Their wings are adorned with a mosaic of brown and pink around four translucent sections and are a sight to behold.
María Eugenia Díaz Batres, who has dedicated nearly six decades to caring for insects at the museum, expressed her delight at witnessing the event. "When I get here and find this, I jump with delight," she said.
The museum rescued 2,600 cocoons from an empty lot, and the moths' emergence and mating indicate the project's success.
These moths, whose population has declined in Mexico City due to increasing urbanisation, hold cultural significance in the region, making their preservation all the more critical.
Díaz Batres said: 'The Aztecs called them the ' butterfly of obsidian knives,' Itzpapalotl. And in northern Mexico they'd fill many of these cocoons with little stones and put them on their ankles for dances.'
These cocoons arrived at the museum in late December.
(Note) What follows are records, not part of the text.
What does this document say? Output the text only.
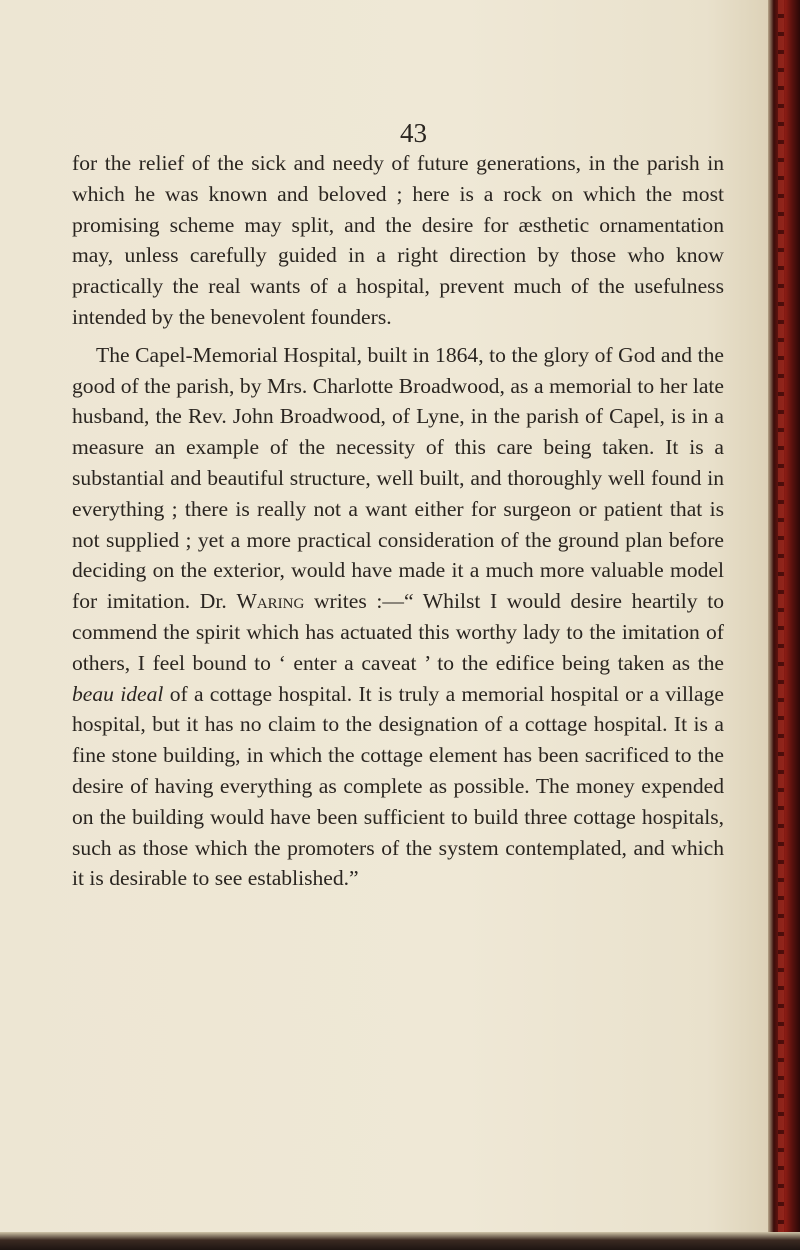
43

for the relief of the sick and needy of future generations, in the parish in which he was known and beloved ; here is a rock on which the most promising scheme may split, and the desire for æsthetic ornamentation may, unless carefully guided in a right direction by those who know practically the real wants of a hospital, prevent much of the usefulness intended by the benevolent founders.

The Capel-Memorial Hospital, built in 1864, to the glory of God and the good of the parish, by Mrs. Charlotte Broadwood, as a memorial to her late husband, the Rev. John Broadwood, of Lyne, in the parish of Capel, is in a measure an example of the necessity of this care being taken. It is a substantial and beautiful structure, well built, and thoroughly well found in everything ; there is really not a want either for surgeon or patient that is not supplied ; yet a more practical consideration of the ground plan before deciding on the exterior, would have made it a much more valuable model for imitation. Dr. Waring writes :—“ Whilst I would desire heartily to commend the spirit which has actuated this worthy lady to the imitation of others, I feel bound to ‘ enter a caveat ’ to the edifice being taken as the beau ideal of a cottage hospital. It is truly a memorial hospital or a village hospital, but it has no claim to the designation of a cottage hospital. It is a fine stone building, in which the cottage element has been sacrificed to the desire of having everything as complete as possible. The money expended on the building would have been sufficient to build three cottage hospitals, such as those which the promoters of the system contemplated, and which it is desirable to see established.”
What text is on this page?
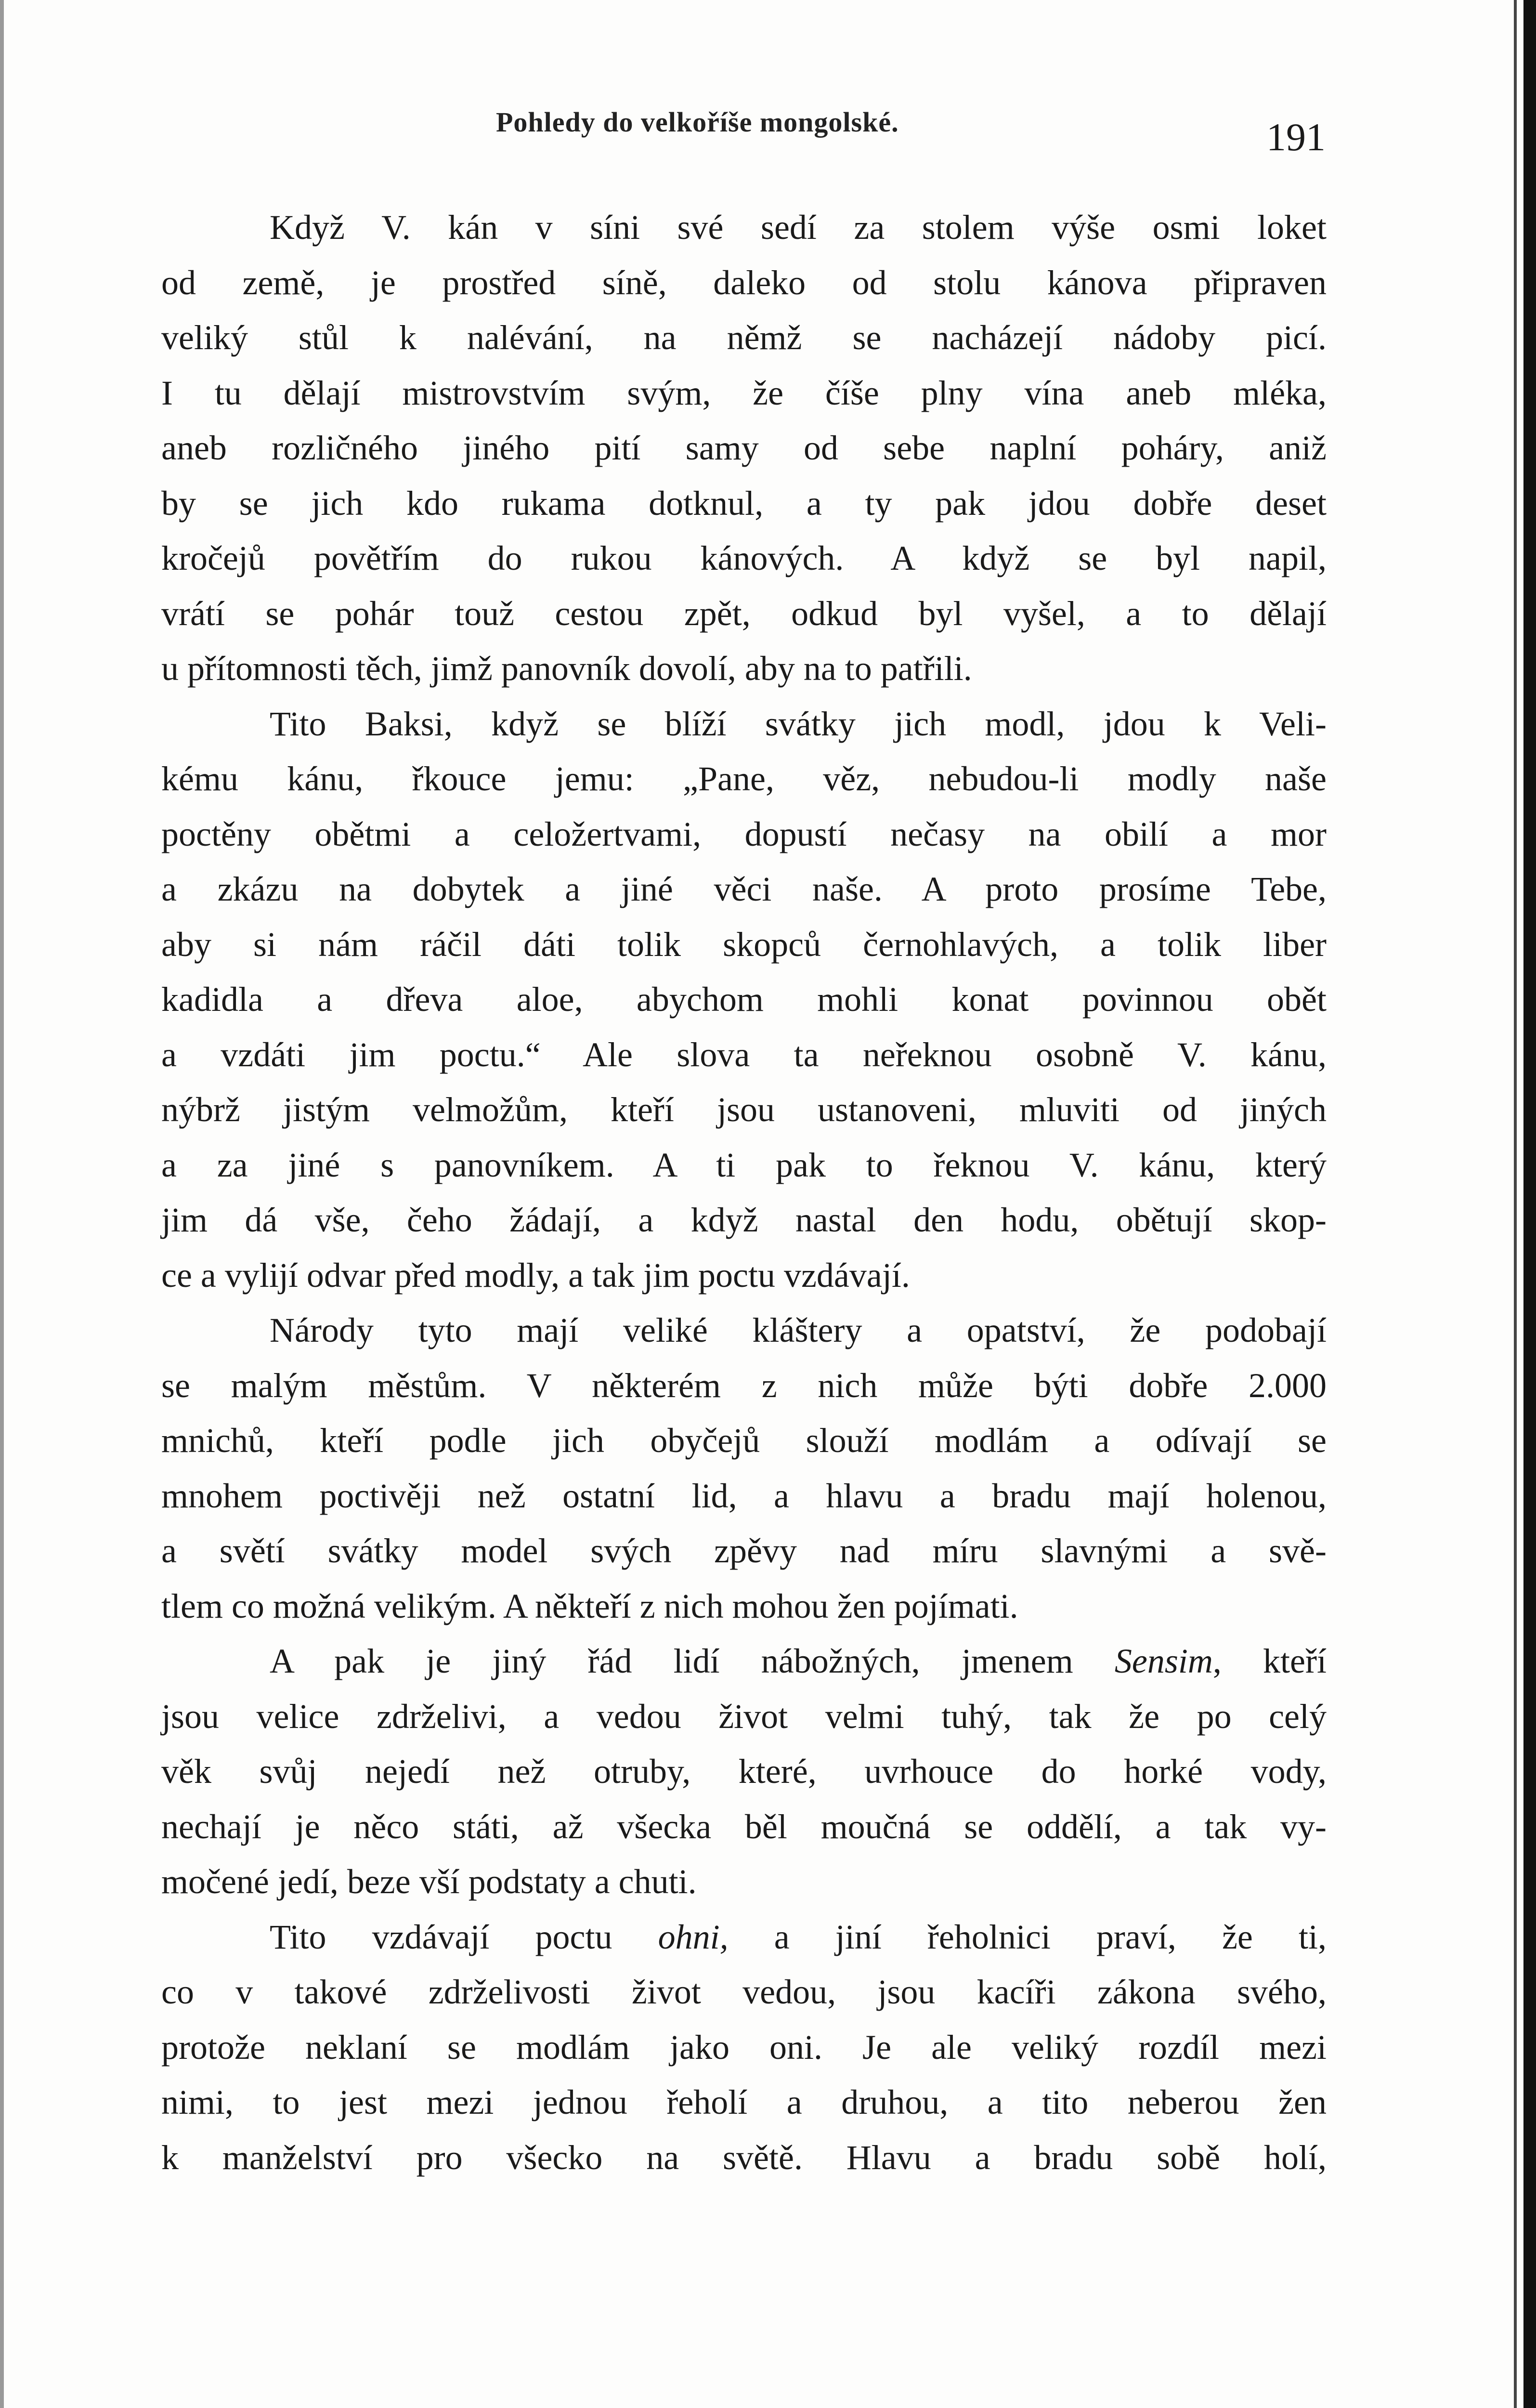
Pohledy do velkoříše mongolské.	191
Když V. kán v síni své sedí za stolem výše osmi loket
od země, je prostřed síně, daleko od stolu kánova připraven
veliký stůl k nalévání, na němž se nacházejí nádoby picí.
I tu dělají mistrovstvím svým, že číše plny vína aneb mléka,
aneb rozličného jiného pití samy od sebe naplní poháry, aniž
by se jich kdo rukama dotknul, a ty pak jdou dobře deset
kročejů povětřím do rukou kánových. A když se byl napil,
vrátí se pohár touž cestou zpět, odkud byl vyšel, a to dělají
u přítomnosti těch, jimž panovník dovolí, aby na to patřili.
Tito Baksi, když se blíží svátky jich modl, jdou k Veli-
kému kánu, řkouce jemu: „Pane, věz, nebudou-li modly naše
poctěny obětmi a celožertvami, dopustí nečasy na obilí a mor
a zkázu na dobytek a jiné věci naše. A proto prosíme Tebe,
aby si nám ráčil dáti tolik skopců černohlavých, a tolik liber
kadidla a dřeva aloe, abychom mohli konat povinnou obět
a vzdáti jim poctu.“ Ale slova ta neřeknou osobně V. kánu,
nýbrž jistým velmožům, kteří jsou ustanoveni, mluviti od jiných
a za jiné s panovníkem. A ti pak to řeknou V. kánu, který
jim dá vše, čeho žádají, a když nastal den hodu, obětují skop-
ce a vylijí odvar před modly, a tak jim poctu vzdávají.
Národy tyto mají veliké kláštery a opatství, že podobají
se malým městům. V některém z nich může býti dobře 2.000
mnichů, kteří podle jich obyčejů slouží modlám a odívají se
mnohem poctivěji než ostatní lid, a hlavu a bradu mají holenou,
a světí svátky model svých zpěvy nad míru slavnými a svě-
tlem co možná velikým. A někteří z nich mohou žen pojímati.
A pak je jiný řád lidí nábožných, jmenem Sensim, kteří
jsou velice zdrželivi, a vedou život velmi tuhý, tak že po celý
věk svůj nejedí než otruby, které, uvrhouce do horké vody,
nechají je něco státi, až všecka běl moučná se oddělí, a tak vy-
močené jedí, beze vší podstaty a chuti.
Tito vzdávají poctu ohni, a jiní řeholnici praví, že ti,
co v takové zdrželivosti život vedou, jsou kacíři zákona svého,
protože neklaní se modlám jako oni. Je ale veliký rozdíl mezi
nimi, to jest mezi jednou řeholí a druhou, a tito neberou žen
k manželství pro všecko na světě. Hlavu a bradu sobě holí,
'They gave them to us in a bag and in a box, all squeezed together with branches and leaves, so my first mission was to take them out, clean them,' Díaz Batres said.
Mercedes Jiménez, director of the museum in the capital's Chapultepec park, said that's when the real adventure began, since they had never received anything like this before.
Díaz Batres had the cocoons hung in any place she thought they might do well, including her office where they hang from lines crisscrossing above her table. It has allowed her to watch each stage of their development closely.
The moths only survive for a week or two as adults, but they give Díaz Batres tremendous satisfaction, especially when she arrives at her office and new moths 'are at the door, on the computer."
So she tries to help them 'complete their mission' and little by little their species recovers.